The pathogenesis of hepatitis C virus (HCV)-associated liver injury involves many genes from multiple pathogenic pathways. cDNA array analysis, which examines the expression of many genes simultaneously, was used to achieve new insights into HCV liver injury. Membrane-based cDNA arrays of 874 genes compared HCV-associated cirrhosis with autoimmune hepatitis-associated cirrhosis as an inflammatory and cirrhotic control, and with nondiseased liver tissue. Array analysis identified many differentially expressed genes that are important in inflammation, fibrosis, proliferation, signaling, apoptosis, and oxidative stress. Genes up-regulated in HCV-associated cirrhosis were predominantly associated with a Th1 immune response, fibrosis, cellular proliferation, and apoptosis. Novel observations of differential gene expression included increased expression of secreted apoptosis-related protein 3, a Wnt pathway gene possibly involved in cellular apoptosis.
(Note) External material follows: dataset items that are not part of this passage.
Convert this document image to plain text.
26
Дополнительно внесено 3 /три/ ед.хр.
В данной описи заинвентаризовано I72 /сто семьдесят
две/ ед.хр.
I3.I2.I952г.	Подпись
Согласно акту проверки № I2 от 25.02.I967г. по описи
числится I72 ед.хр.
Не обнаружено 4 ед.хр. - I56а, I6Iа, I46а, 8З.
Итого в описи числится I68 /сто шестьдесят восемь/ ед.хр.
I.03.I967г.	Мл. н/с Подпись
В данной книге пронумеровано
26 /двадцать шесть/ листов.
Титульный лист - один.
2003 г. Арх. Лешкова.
EMMPRIN (CD147) and discoidin domain receptor 1 (CD167) were also shown to be increased and are likely to play a role in liver fibrosis. Real-time quantitative reverse transcriptase-polymerase chain reaction confirmed the increased expression of 15 genes. The comparison of HCV cirrhosis with autoimmune hepatitis cirrhosis showed a marked difference in the apoptosis-associated gene profile with HCV cirrhosis characterized by increased proapoptotic gene expression whereas autoimmune hepatitis was characterized by increased expression of both antiapoptotic and proapoptotic genes. Furthermore, expression of beta-catenin and the fibrosis-associated protein EMMPRIN were localized by immunohistochemistry to the plasma membranes of hepatocytes and biliary epithelium. In conclusion, HCV-associated cirrhosis was characterized by a proinflammatory, profibrotic, and proapoptotic gene expression profile.